Modeling Routing Demand for Early-Stage FPGA Architecture Development

Architecture development for FPGAs has typically been a very empirical discipline, requiring the synthesis of benchmark circuits into candidate architectures. This is difficult to do in the early stages of architecture development, however, because there is no complete architecture to synthesize circuits into. The effort required to create prototype tools for nascent architectures is far too great for every new logic block or routing architecture idea, and so it would be extremely helpful to have a simple and intuitive FPGA interconnect model to guide the architect. In this paper we present such an interconnect model for island-style FPGAs, whose single output is the estimated routing demand (often referred to as W, the number of routing tracks per channel) for an FPGA as a function of several logic block, circuit and routing architecture parameters.

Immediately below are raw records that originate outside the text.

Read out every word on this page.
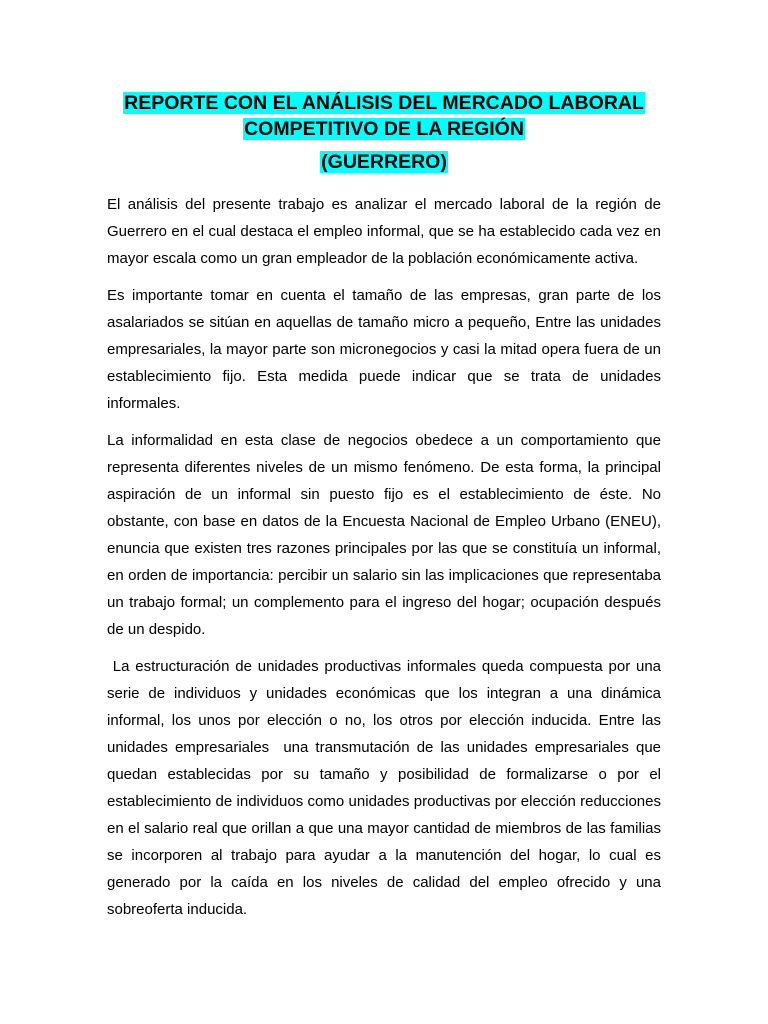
REPORTE CON EL ANÁLISIS DEL MERCADO LABORAL
COMPETITIVO DE LA REGIÓN
(GUERRERO)

El análisis del presente trabajo es analizar el mercado laboral de la región de Guerrero en el cual destaca el empleo informal, que se ha establecido cada vez en mayor escala como un gran empleador de la población económicamente activa.

Es importante tomar en cuenta el tamaño de las empresas, gran parte de los asalariados se sitúan en aquellas de tamaño micro a pequeño, Entre las unidades empresariales, la mayor parte son micronegocios y casi la mitad opera fuera de un establecimiento fijo. Esta medida puede indicar que se trata de unidades informales.

La informalidad en esta clase de negocios obedece a un comportamiento que representa diferentes niveles de un mismo fenómeno. De esta forma, la principal aspiración de un informal sin puesto fijo es el establecimiento de éste. No obstante, con base en datos de la Encuesta Nacional de Empleo Urbano (ENEU), enuncia que existen tres razones principales por las que se constituía un informal, en orden de importancia: percibir un salario sin las implicaciones que representaba un trabajo formal; un complemento para el ingreso del hogar; ocupación después de un despido.

La estructuración de unidades productivas informales queda compuesta por una serie de individuos y unidades económicas que los integran a una dinámica informal, los unos por elección o no, los otros por elección inducida. Entre las unidades empresariales  una transmutación de las unidades empresariales que quedan establecidas por su tamaño y posibilidad de formalizarse o por el establecimiento de individuos como unidades productivas por elección reducciones en el salario real que orillan a que una mayor cantidad de miembros de las familias se incorporen al trabajo para ayudar a la manutención del hogar, lo cual es generado por la caída en los niveles de calidad del empleo ofrecido y una sobreoferta inducida.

The goal of this model is to be as simple as possible, while still accurate enough to be useful, to provide understanding and intuition on FPGA routing. Our methodology is empirical - we propose model forms based on empirical observations, intuition and some derivation, and then fit models to experimentally generated data. We show the development of the model in stages, beginning with a fully flexible FPGA, and gradually proceeding to one which includes the key parameters that control the flexibility of FPGA routing, and one key parameter describing the logic block and another relating to the typical circuit. We then show how to use these models in early-stage architecture development to provide feedback on several aspects of logic block architecture. We also show how the model can be used to explore the routing architecture space itself and to provide an overall intuition for architecture development.